[Été 1999]
par Jennifer Couëlle
Elle sert tantôt l’amitié, tantôt l’amour. Elle est synonyme de tendresse comme de désir. Elle traduit la bienveillance et peut conduire à la passion, mais subsiste aussi dans le simple plaisir. Car l’affection marque avant tout un intérêt. Pour une personne, un lieu, un climat, un phénomène et, pourquoi pas, un objet.
Si l’affection est parfois retenue, son élan est de se répandre. L’indifférence lui étant par essence étrangère, elle est gage du senti et en cela, chacune de ses manifestations nous rappelle que nous vivons ; que je sens donc je suis ! « Les qualités du cœur, écrivait l’anticonformiste et très lucide marquise de Lambert, sont beaucoup plus nécessaires que celles de l’esprit : l’esprit plaît, mais c’est le cœur qui lie.1» C’était il y a trois siècles.2 C’était hier. C’est aujourd’hui.
L’affection, peu importe son degré, son objet ou sa destinée, répond à un besoin vital. Elle comble le vide de l’homme renvoyé à lui-même. Un vide en ces temps accusés, estime le sociologue Francesco Alberoni. « Le monde moderne, écrit-il, est caractérisé par une évolution des fonctions. Autrefois personnalisées, particularistes, affectives, elles tendent à devenir aujourd’hui indifférenciées, marchandées et neutres.3» Est-ce à dire que nous sommes devenus des êtres indigents, en manque accru de rapports affectifs ? Quoiqu’il en soit, il apparaît évident qu’il faille reconnaître une autre sphère pour répondre à ce besoin essentiel.
Non seulement notre système social ne fournit-il pas, mais il fait écran. Reste le domaine privé. Habitat naturel de l’affection, celui-ci se trouve aujourd’hui investi d’une valeur symbolique.
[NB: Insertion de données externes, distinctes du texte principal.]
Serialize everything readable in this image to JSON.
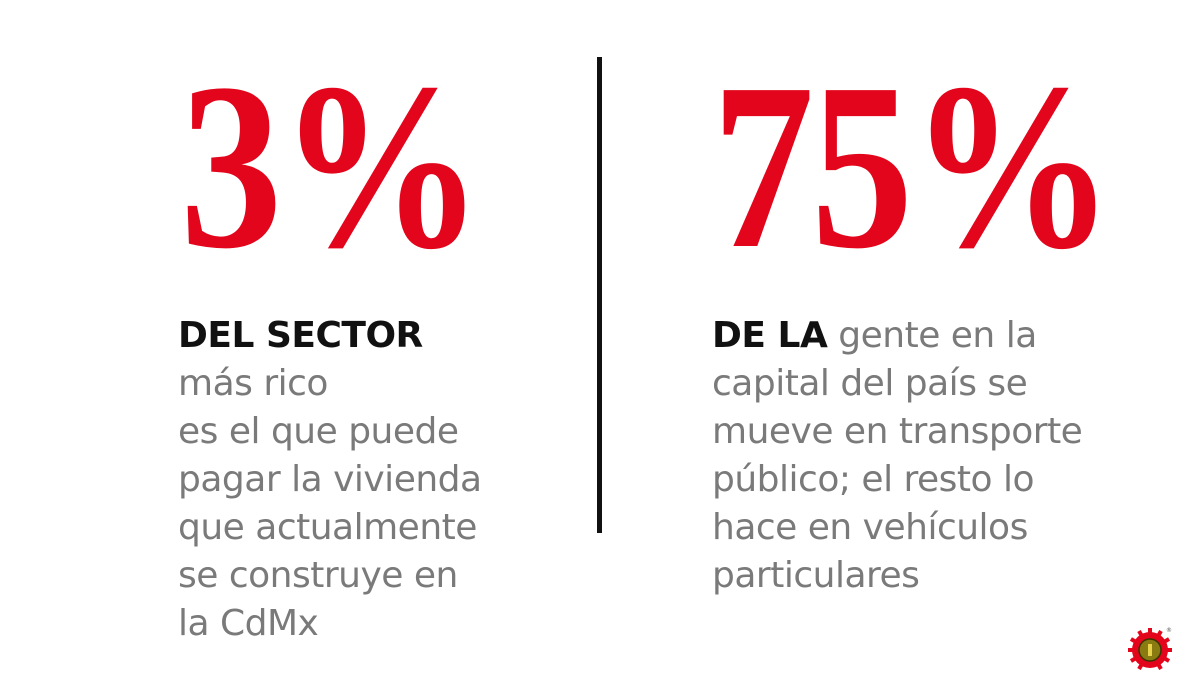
{
  "left": {
    "stat": "3%",
    "lead": "DEL SECTOR",
    "lines": [
      "más rico",
      "es el que puede",
      "pagar la vivienda",
      "que actualmente",
      "se construye en",
      "la CdMx"
    ]
  },
  "right": {
    "stat": "75%",
    "lead": "DE LA",
    "first_line_rest": " gente en la",
    "lines": [
      "capital del país se",
      "mueve en transporte",
      "público; el resto lo",
      "hace en vehículos",
      "particulares"
    ]
  },
  "colors": {
    "accent": "#e3051b",
    "text": "#7a7a7a",
    "lead": "#111111"
  },
  "logo": {
    "icon": "sun-emblem-logo",
    "mark": "®"
  }
}
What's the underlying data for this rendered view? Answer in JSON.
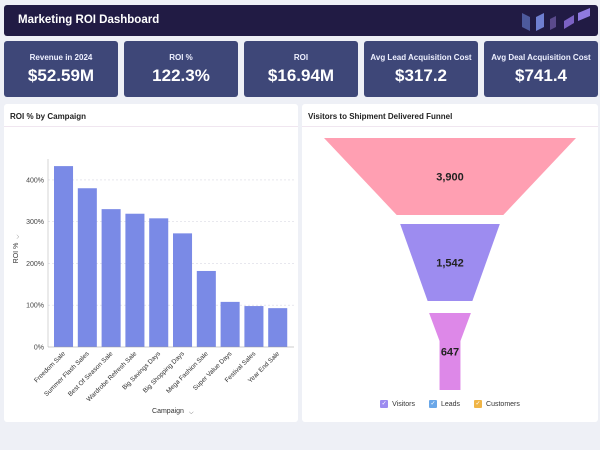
{
  "header": {
    "title": "Marketing ROI Dashboard"
  },
  "kpis": [
    {
      "label": "Revenue in 2024",
      "value": "$52.59M"
    },
    {
      "label": "ROI %",
      "value": "122.3%"
    },
    {
      "label": "ROI",
      "value": "$16.94M"
    },
    {
      "label": "Avg Lead Acquisition Cost",
      "value": "$317.2"
    },
    {
      "label": "Avg Deal Acquisition Cost",
      "value": "$741.4"
    }
  ],
  "bar_panel": {
    "title": "ROI % by Campaign",
    "ylabel_icon": "chevron-down-icon",
    "xlabel_icon": "chevron-down-icon"
  },
  "funnel_panel": {
    "title": "Visitors to Shipment Delivered Funnel"
  },
  "legend_check": "✓",
  "chart_data": [
    {
      "type": "bar",
      "title": "ROI % by Campaign",
      "xlabel": "Campaign",
      "ylabel": "ROI %",
      "categories": [
        "Freedom Sale",
        "Summer Flash Sales",
        "Best Of Season Sale",
        "Wardrobe Refresh Sale",
        "Big Savings Days",
        "Big Shopping Days",
        "Mega Fashion Sale",
        "Super Value Days",
        "Festival Sales",
        "Year End Sale"
      ],
      "values": [
        433,
        380,
        330,
        319,
        308,
        272,
        182,
        108,
        98,
        93
      ],
      "ylim": [
        0,
        450
      ],
      "yticks": [
        0,
        100,
        200,
        300,
        400
      ],
      "ytick_labels": [
        "0%",
        "100%",
        "200%",
        "300%",
        "400%"
      ],
      "color": "#7a8ae6",
      "grid": true
    },
    {
      "type": "funnel",
      "title": "Visitors to Shipment Delivered Funnel",
      "stages": [
        {
          "name": "Visitors",
          "value": 3900,
          "label": "3,900",
          "color": "#ff9fb2"
        },
        {
          "name": "Leads",
          "value": 1542,
          "label": "1,542",
          "color": "#9d8cf0"
        },
        {
          "name": "Customers",
          "value": 647,
          "label": "647",
          "color": "#dd88e8"
        }
      ],
      "legend": [
        {
          "name": "Visitors",
          "color": "#9d8cf0"
        },
        {
          "name": "Leads",
          "color": "#6aa7e8"
        },
        {
          "name": "Customers",
          "color": "#f0b547"
        }
      ]
    }
  ]
}
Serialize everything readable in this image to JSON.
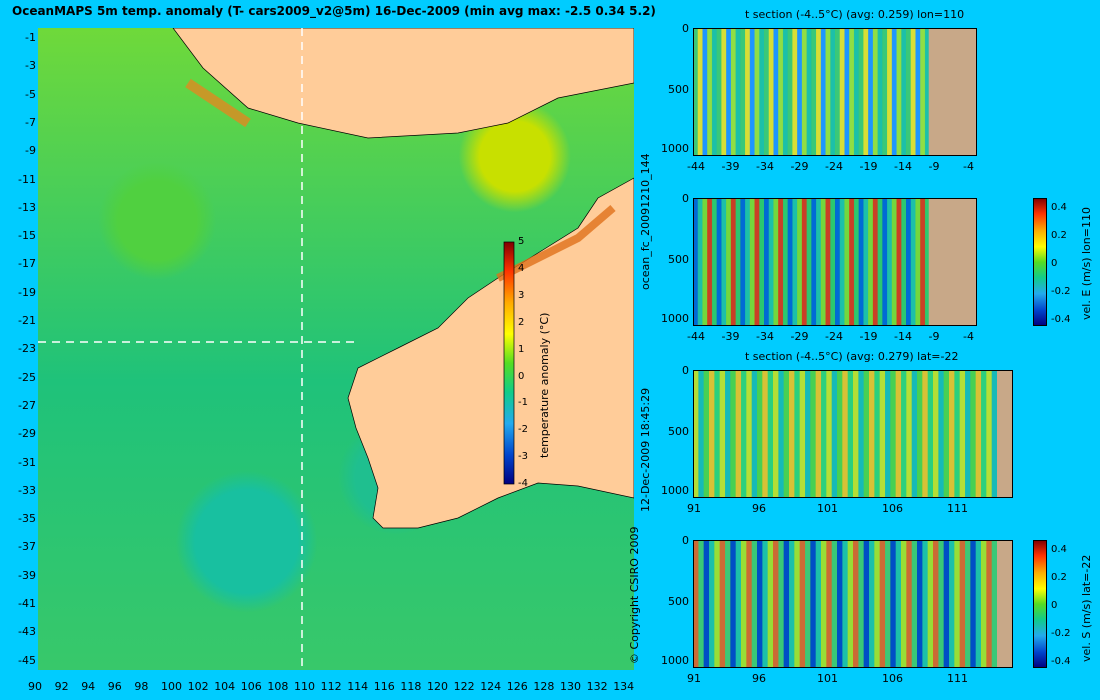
{
  "main_title": "OceanMAPS 5m temp. anomaly (T- cars2009_v2@5m) 16-Dec-2009 (min avg max: -2.5 0.34 5.2)",
  "map": {
    "lat_ticks": [
      "-1",
      "-3",
      "-5",
      "-7",
      "-9",
      "-11",
      "-13",
      "-15",
      "-17",
      "-19",
      "-21",
      "-23",
      "-25",
      "-27",
      "-29",
      "-31",
      "-33",
      "-35",
      "-37",
      "-39",
      "-41",
      "-43",
      "-45"
    ],
    "lon_ticks": [
      "90",
      "92",
      "94",
      "96",
      "98",
      "100",
      "102",
      "104",
      "106",
      "108",
      "110",
      "112",
      "114",
      "116",
      "118",
      "120",
      "122",
      "124",
      "126",
      "128",
      "130",
      "132",
      "134"
    ],
    "colorbar_label": "temperature anomaly (°C)",
    "colorbar_ticks": [
      "5",
      "4",
      "3",
      "2",
      "1",
      "0",
      "-1",
      "-2",
      "-3",
      "-4"
    ],
    "section_lon": 110,
    "section_lat": -22
  },
  "side_labels": {
    "run_id": "ocean_fc_20091210_144",
    "run_time": "12-Dec-2009 18:45:29",
    "copyright": "© Copyright CSIRO 2009"
  },
  "panels": [
    {
      "title": "t section (-4..5°C) (avg: 0.259) lon=110",
      "y_ticks": [
        "0",
        "500",
        "1000"
      ],
      "x_ticks": [
        "-44",
        "-39",
        "-34",
        "-29",
        "-24",
        "-19",
        "-14",
        "-9",
        "-4"
      ],
      "colorbar_label": "",
      "colorbar_ticks": []
    },
    {
      "title": "",
      "y_ticks": [
        "0",
        "500",
        "1000"
      ],
      "x_ticks": [
        "-44",
        "-39",
        "-34",
        "-29",
        "-24",
        "-19",
        "-14",
        "-9",
        "-4"
      ],
      "colorbar_label": "vel. E (m/s) lon=110",
      "colorbar_ticks": [
        "0.4",
        "0.2",
        "0",
        "-0.2",
        "-0.4"
      ]
    },
    {
      "title": "t section (-4..5°C) (avg: 0.279) lat=-22",
      "y_ticks": [
        "0",
        "500",
        "1000"
      ],
      "x_ticks": [
        "91",
        "96",
        "101",
        "106",
        "111"
      ],
      "colorbar_label": "",
      "colorbar_ticks": []
    },
    {
      "title": "",
      "y_ticks": [
        "0",
        "500",
        "1000"
      ],
      "x_ticks": [
        "91",
        "96",
        "101",
        "106",
        "111"
      ],
      "colorbar_label": "vel. S (m/s) lat=-22",
      "colorbar_ticks": [
        "0.4",
        "0.2",
        "0",
        "-0.2",
        "-0.4"
      ]
    }
  ],
  "chart_data": [
    {
      "type": "heatmap",
      "title": "OceanMAPS 5m temp. anomaly (T- cars2009_v2@5m) 16-Dec-2009 (min avg max: -2.5 0.34 5.2)",
      "x": [
        90,
        134
      ],
      "y": [
        -45,
        0
      ],
      "ylim": [
        -45,
        0
      ],
      "clim": [
        -4,
        5
      ],
      "stats": {
        "min": -2.5,
        "avg": 0.34,
        "max": 5.2
      }
    },
    {
      "type": "heatmap",
      "title": "t section (-4..5°C) (avg: 0.259) lon=110",
      "xlim": [
        -45,
        0
      ],
      "ylim": [
        1000,
        0
      ],
      "clim": [
        -4,
        5
      ],
      "avg": 0.259
    },
    {
      "type": "heatmap",
      "title": "",
      "xlim": [
        -45,
        0
      ],
      "ylim": [
        1000,
        0
      ],
      "clim": [
        -0.4,
        0.4
      ],
      "colorbar": "vel. E (m/s) lon=110"
    },
    {
      "type": "heatmap",
      "title": "t section (-4..5°C) (avg: 0.279) lat=-22",
      "xlim": [
        89,
        115
      ],
      "ylim": [
        1000,
        0
      ],
      "clim": [
        -4,
        5
      ],
      "avg": 0.279
    },
    {
      "type": "heatmap",
      "title": "",
      "xlim": [
        89,
        115
      ],
      "ylim": [
        1000,
        0
      ],
      "clim": [
        -0.4,
        0.4
      ],
      "colorbar": "vel. S (m/s) lat=-22"
    }
  ]
}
Tout spécialement lorsqu’il est révélé, sciemment, lorsque s’opère ce glissement, de plus en plus présent dans la photographie contemporaine, du privé vers le public. Ainsi, devenue représentation, l’intimité des uns correspondrait aux icônes affectives des autres. Grand bien nous fasse.
Ce numéro thématique de CVphoto constitue l’une des réponses possibles à une question que nous nous sommes posées : comment l’affection est-elle représentée dans les pratiques photographiques actuelles ? Souhaitant respecter la nature variable de notre sujet, nous avons invité à s’exposer en ces pages des artistes aux parcours et aux préoccupations manifestement différents. À une exception près, bien entendu. Tous partagent une volonté de laisser transparaître ou de mettre à nu cet état sensible et psychique nommé affection.
La vidéaste montréalaise Sylvie Laliberté n’a peur ni des mots ni des soubresauts de la tendresse. Elle signe la rubrique «Point de vue» comme on rédigerait un petit traité contemporain de l’affection. Chez l’Américaine d’origine canadienne Laura Letinsky, c’est au lit quotidien qu’on se lie. Familièrement, tranquillement. Des environnements intimes imprégnés de sens, dont les modes de communication sont analysés ici par Marie-Josée Jean. De Chicoutimi, l’artiste multidisciplinaire Carl Bouchard nous plonge dans l’intensité, parfois trouble, du besoin d’affection. Elle est chez lui à la fois amour, sexualité, abandon et responsabilité. La critique Mona Hakim en discute avec une attention soutenue. Quant au Français Bernard Plossu, son œuvre se lit comme un poème où seuls quelques vers suffisent à traduire l’effleurement de ce qui est grand. Chez lui, deux vagues, un paysage, sa femme, ses enfants. À ses images enveloppantes d’affection, Serge Tisseron réfléchit avec éloquence. Avec aussi une certaine audace permettant d’envisager une « nouvelle mythologie familiale. »
Voilà. Pour le reste, nous espérons que vous regarderez, que vous lirez, que vous sentirez.
1 Madame de Lambert, « Traité de l’amitié », De l’amitié, Paris, Éditions Payot & Rivages, 1999, p. 46.
2 Ce Traité de l’amitié aurait probablement été rédigé à la fin des années 1600.
3 Francesco Alberoni, L’Amitié, traduit de l’italien par Nelly Drusi, Paris, Pocket, 1995, p. 8.